The pattern: for each pixel, load the 3x3 neighborhood, multiply by Sobel coefficients, and sum:
export func sobel_x(
src: *f32, dst: *mut f32,
width: i32, height: i32
) {
let neg1: f32x8 = splat(-1.0)
let pos1: f32x8 = splat(1.0)
let neg2: f32x8 = splat(-2.0)
let pos2: f32x8 = splat(2.0)
let mut y: i32 = 1
while y < height - 1 {
let mut x: i32 = 0
while x < width - 2 {
let row_above: i32 = (y - 1) * width + x
let row_center: i32 = y * width + x
let row_below: i32 = (y + 1) * width + x
let tl: f32x8 = load(src, row_above)
let tr: f32x8 = load(src, row_above + 2)
let ml: f32x8 = load(src, row_center)
let mr: f32x8 = load(src, row_center + 2)
let bl: f32x8 = load(src, row_below)
let br: f32x8 = load(src, row_below + 2)
let gx: f32x8 = (tr .* pos1) .+ (mr .* pos2) .+ (br .* pos1)
.+ (tl .* neg1) .+ (ml .* neg2) .+ (bl .* neg1)
store(dst, row_center + 1, gx)
x = x + 8
}
y = y + 1
}
}
For a production-ready Sobel implementation with both Gx/Gy gradients and magnitude computation, see easobel.
Pixel pipeline: u8 to f32 and back
Images from disk arrive as u8 (0-255). SIMD math works best on f32. The typical pattern:
- Load u8 pixels
- Widen to f32 (0.0 to 255.0)
- Process in f32 (normalize, filter, blend)
- Narrow back to u8
Widening: u8 to f32
export func normalize_u8_to_f32(src: *u8, dst: *mut f32, n: i32) {
let scale: f32x4 = splat(0.00392156862)
let mut i: i32 = 0
while i < n {
let pixels: f32x4 = widen_u8_f32x4(src, i)
let normalized: f32x4 = pixels .* scale
store(dst, i, normalized)
i = i + 4
}
}
widen_u8_f32x4(ptr, offset) loads 4 bytes from src + offset, zero-extends each to 32 bits, and converts to float. The result is a f32x4 with values in 0.0 to 255.0. Multiply by 1/255 to get the 0.0-1.0 range.
Narrowing: f32 to u8
export func f32_to_u8(src: *f32, dst: *mut u8, n: i32) {
let s255: f32x4 = splat(255.0)
let zero: f32x4 = splat(0.0)
let mut i: i32 = 0
while i < n {
let v: f32x4 = load(src, i)
let clamped: f32x4 = min(max(v, zero), s255)

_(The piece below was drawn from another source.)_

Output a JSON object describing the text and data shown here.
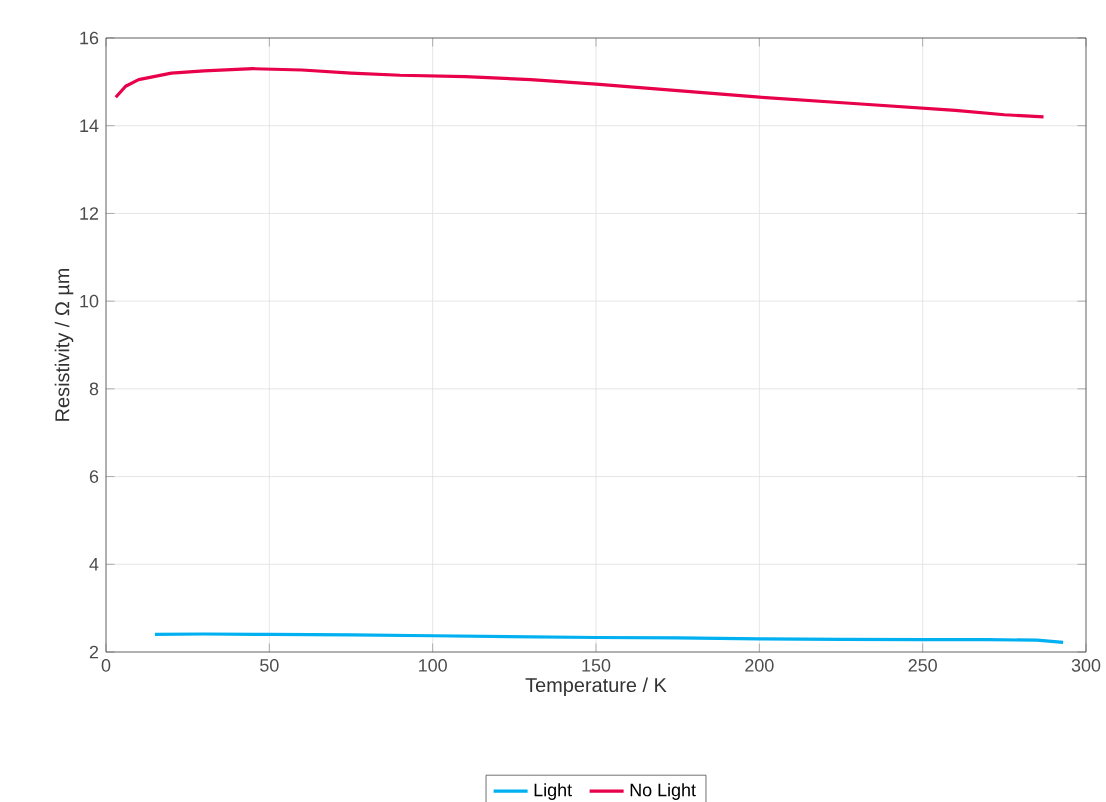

narrow_f32x4_i8(dst, i, clamped)
i = i + 4
}
}
narrow_f32x4_i8(ptr, offset, vec) converts 4 floats to integers, saturates to 0-255, and stores 4 bytes. Always clamp before narrowing to avoid overflow.
Putting it together
A full pixel pipeline (load u8, process in f32, store u8) processes 4 pixels per iteration on both x86 and ARM. Use f32x4 for the pipeline to keep it portable -- f32x8 works only on x86 with AVX2.
Why image stencils are compute-bound
A 3x3 convolution on a single-channel image performs 9 multiplications and 8 additions per output pixel, but only produces 1 output value. That is 17 arithmetic operations per output float -- far above the ~2 ops/element threshold where Ea's operation fusion matters.
For multi-channel images (RGB, RGBA), the arithmetic intensity is even higher because you process 3-4 channels per pixel position.
Compare this to simple brightness adjustment (pixel * 1.1), which is 1 op per element -- bandwidth-bound, and NumPy handles it just as fast. See Ea vs NumPy for more on this distinction.
Tips
- Border handling: the examples above skip border pixels (starting at y=1, ending at height-1). For production kernels, handle borders separately with scalar code or clamped indexing.
- Separable filters: Gaussian blur and similar filters can be split into horizontal and vertical passes, reducing a 3x3 stencil from 9 to 6 operations. Each pass is still compute-bound.
- ARM portability: use
f32x4andi32x4for kernels that need to run on both x86 and ARM. The 128-bit types work on both architectures.